Post #1894A: A minor technical followup on the NY Times/Siena poll results

Posted on November 6, 2023

I’m still looking for loopholes.  Hence, three remaining questions:

  • How was the sample selected, and in particular, did it require a successful match from voter record to cell phone record?
  • What was the overall response rate?
  • How well does this benchmark with the actual 2020 results?

L2 file?

After reading the end-notes on the detailed tabulations of the NY Times/Siena College poll, my main remaining question is:  What is the L2 file?

Survey respondents were chosen (in a sophisticated-but-neutral way) from persons on the L2 file.  That file is the “universe of observations” for the survey.

Based on the U. Penn description, the L2 file contains public information on about 200M persons who recently voted.  And, about 95 million cell phone numbers.

The file itself was developed by L2.com.  Having dealt with mailing-list vendors before, I recognized much of the subsidiary information that they merged onto the publicly-available voter records.

But if that’s an accurate description —  95M cell phones, 200M voters — then roughly speaking, a bit less than half the L2 file had phone numbers attached to the voter data.

Did this survey draw from persons on the L2 file who had a phone number listed?  Or did it draw from all persons on that file.  The documentation simply says:

The survey is a response rate-adjusted stratified sample of registered voters on the L2 voter file.

I’m pretty sure they meant response-rate-adjusted, that is, they adjusted the likelihood of being sampled based on some prior estimate of likely non-response rate.

In any case, if the U. Penn description is correct, then this is a valid question to ask.
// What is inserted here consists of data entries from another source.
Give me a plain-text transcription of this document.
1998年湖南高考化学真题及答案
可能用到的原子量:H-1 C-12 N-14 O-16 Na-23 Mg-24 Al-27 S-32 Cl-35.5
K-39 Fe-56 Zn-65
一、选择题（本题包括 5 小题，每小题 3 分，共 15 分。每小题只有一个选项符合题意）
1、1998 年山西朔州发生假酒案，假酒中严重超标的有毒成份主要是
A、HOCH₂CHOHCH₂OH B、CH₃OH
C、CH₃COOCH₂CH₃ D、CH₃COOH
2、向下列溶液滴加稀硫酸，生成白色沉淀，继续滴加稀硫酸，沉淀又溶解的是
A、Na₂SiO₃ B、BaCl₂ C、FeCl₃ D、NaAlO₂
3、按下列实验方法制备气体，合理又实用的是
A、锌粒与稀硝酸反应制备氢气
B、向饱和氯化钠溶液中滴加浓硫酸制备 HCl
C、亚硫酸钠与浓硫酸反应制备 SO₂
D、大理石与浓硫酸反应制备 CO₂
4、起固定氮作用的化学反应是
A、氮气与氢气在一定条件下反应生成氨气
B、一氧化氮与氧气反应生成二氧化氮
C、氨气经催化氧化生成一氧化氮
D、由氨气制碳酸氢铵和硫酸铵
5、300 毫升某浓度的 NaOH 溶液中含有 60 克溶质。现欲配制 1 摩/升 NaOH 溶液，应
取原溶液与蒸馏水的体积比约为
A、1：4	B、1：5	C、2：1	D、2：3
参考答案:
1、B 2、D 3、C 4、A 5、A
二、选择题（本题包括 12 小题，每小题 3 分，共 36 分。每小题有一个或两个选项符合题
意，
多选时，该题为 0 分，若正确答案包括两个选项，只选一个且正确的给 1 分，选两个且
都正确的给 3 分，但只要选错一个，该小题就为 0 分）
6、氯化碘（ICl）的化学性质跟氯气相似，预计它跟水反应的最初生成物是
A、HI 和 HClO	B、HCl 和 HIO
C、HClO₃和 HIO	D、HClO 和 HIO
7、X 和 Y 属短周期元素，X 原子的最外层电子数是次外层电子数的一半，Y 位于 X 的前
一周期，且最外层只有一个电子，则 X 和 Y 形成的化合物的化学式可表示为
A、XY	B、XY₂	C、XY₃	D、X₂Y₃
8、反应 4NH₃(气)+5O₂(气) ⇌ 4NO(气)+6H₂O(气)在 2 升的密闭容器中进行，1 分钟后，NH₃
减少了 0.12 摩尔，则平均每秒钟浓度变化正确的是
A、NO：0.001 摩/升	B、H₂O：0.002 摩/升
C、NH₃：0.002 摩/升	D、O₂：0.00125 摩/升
Along with the obvious followup:  If it’s persons with listed cell phone, could that matching process — the process that added the cell phone number to the voter record — possibly have induced a bias?

Response rate?

The other thing not stated was the response rate.  They said that 94% of the people they called “were reached” on the phone.  Like this:

 Overall, 94 percent of respondents were reached on a cellular telephone.

But you’re left guessing as to what the actual response rate was.  At least, as far as I could tell, from the documentation cited above.  (The “reached” figure speaks more to the validity of the added phone data, than to the response rate. You can reach me, and I can say “no thanks”.)

Don’t people lie (on average) about how they voted in past elections?

That said, the big advantage this survey has is that it shows a modest win for Biden in these states, in 2020.  That is, it corresponds to the actual 2020 results.

Whatever their methodology goes, it accurately shows that Biden won the popular vote, by a small margin, in 2020.  It’s hard to say that the 2024 projection is hugely biased in some fashion, when you can see that no such bias exists for the actual 2020 results (as estimated from this poll).

Then I got to wondering:  Don’t people lie, after the fact, about having voted for the winner?

The problem is that if I Google anything near that topic, all I get is stuff about the 2020 election.  So any answer to whether or not this is material — if people tend to say they voted for the winner — will have to wait until I figure out some better way to find an answer to that.